On their way south, the group stopped in Philadelphia, Penn., to see historical tourist spots such as the Liberty Bell and Independence Hall. They then visited the national park of Gettysburg and the 9/11 memorial in Shanksville, PA.

“(It’s) one of the most solemn grounds in the United States,” Raycraft said. “It was an important experience just to go there to see and understand the historical implications of that whole experience.”

Their next stop was the Pro Football Hall of Fame in Canton, Ohio, where they participated in a session panel to learn and ask questions about career opportunities in the NFL.
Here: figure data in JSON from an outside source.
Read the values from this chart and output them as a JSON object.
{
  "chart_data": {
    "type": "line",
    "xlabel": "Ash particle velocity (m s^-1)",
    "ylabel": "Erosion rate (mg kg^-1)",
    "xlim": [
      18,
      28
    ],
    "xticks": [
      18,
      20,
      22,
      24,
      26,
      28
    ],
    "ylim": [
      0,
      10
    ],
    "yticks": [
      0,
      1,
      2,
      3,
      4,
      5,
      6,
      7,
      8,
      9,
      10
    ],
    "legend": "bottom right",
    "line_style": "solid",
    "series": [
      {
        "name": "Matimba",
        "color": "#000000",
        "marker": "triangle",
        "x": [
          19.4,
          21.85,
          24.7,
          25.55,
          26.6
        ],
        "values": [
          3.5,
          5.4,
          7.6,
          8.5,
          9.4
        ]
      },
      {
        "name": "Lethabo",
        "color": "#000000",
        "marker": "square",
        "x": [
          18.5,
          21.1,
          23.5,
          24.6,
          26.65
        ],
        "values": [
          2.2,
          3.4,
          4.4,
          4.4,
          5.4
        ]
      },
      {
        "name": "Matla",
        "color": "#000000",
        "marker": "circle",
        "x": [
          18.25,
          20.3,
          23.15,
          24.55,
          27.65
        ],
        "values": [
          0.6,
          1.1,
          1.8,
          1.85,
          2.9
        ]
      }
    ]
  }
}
Coming back, they visited the NCAA headquarters in Indianapolis, Ind., where they had a panel discussion to learn more about the association and met Indiana Pacers players.

On their last day, they visited the Indianapolis Motor Speedway, where the Indy 500 was held just about a week before. The group got to do a lap around the track and kissed the bricks at the start/finish line of the course.

The RST 180 class kiss the brick finish line at the Indianapolis Motor Speedway on June 6. (Photo courtesy of Michael Raycraft)

“It’s a jam-packed 12 days, but it’s the best 12 days you’re gonna get,” Larson said.

Raycraft chose these locations because of how close everything is to each other, compared to the west, where things are far apart. This helped create the class’ jam-packed itinerary. 

“That part of the country is great in terms of Ohio, Pennsylvania, New York and Indiana because it’s so dense,” Raycraft said. “There’s not another part of the country that I can think of where there’s so much that’s right there.”

The trip ran smoothly, the only hiccup being that their bus broke down a few miles after leaving campus on the first day, and this delayed them about five hours.

The class is open to all majors and years, but being a more expensive course to take, Raycraft is upfront about the class’ cost. Fortunately, about 50% of this year’s fees were covered by scholarships from Orange Krush and alum Carmen Rossi. This opportunity opened the doors so anyone who wanted to take the class could. Furthermore, Raycraft was the only chaperone on the trip. 

“I want to spend as much money as I can on the students and the student experience,” Raycraft said. “If I bring in more chaperones, you gotta pay them.”

Bando said the different blend of ages was also no barrier to their bonding. 

“Every single person on the trip was at a different stage in their college experience,” Bando said. “Some people have already graduated like me, whereas others were just starting their Illinois experience.”

Regardless of what the rest of their summer brings, they will forever hold these memories for years to come.